Mau tidak mau, kali ini Rejana menatap Brandon. “Apa maksud kamu?”
“Aku tidak bermaksud apa-apa. Hanya saja, apa dia tahu kalau istrinya ini, bukanlah seseorang yang mempertahankan semuanya untuk calon suaminya kelak,” sindirnya.
Rejana menepis tangan Brandon yang kurang ajar membelai pipinya. “Jangan sentuh aku!” marahnya.
Ujung alis Brandon bertemu. “Bukankah, kamu selalu menyukai jemariku? Atau, mungkin merindukan bagian yang lain? Apa kamu masih ingat malam pertama kita? Kamu tidak berhenti meneriakkan namaku,” bisik Brandon.
Rejana bangkit, tanpa aba-aba menyiram soft drink miliknya ke wajah Brandon hingga lelaki itu pun ikut bangkit.

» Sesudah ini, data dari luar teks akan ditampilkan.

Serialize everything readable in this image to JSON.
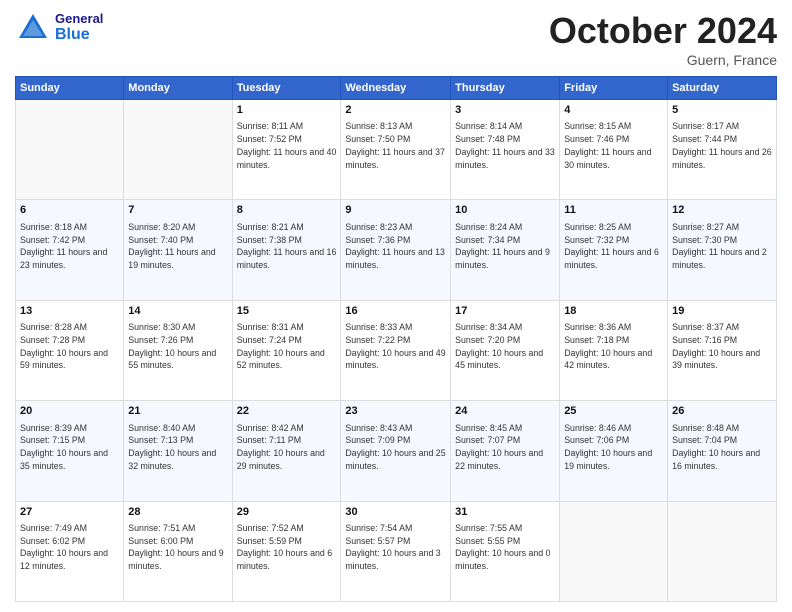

“Kurang ajar! Aku menyesal! Aku menyesal pernah mengenal kamu!” makinya sembari menyeka air mata kemudian pergi tanpa menoleh Brandon lagi.
Adam yang sedari tadi memperhatikan mereka dari jauh akhirnya mendekat lalu memberikan sapu tangan miliknya ke Brandon.
“Kamu tidak apa-apa? Rejana, bisa-bisanya dia melakukan ini sama kamu,” tutur Adam.
Brandon menyeka wajahnya kemudian tersenyum. “Dia masih mencintai aku, masih,” gumamnya.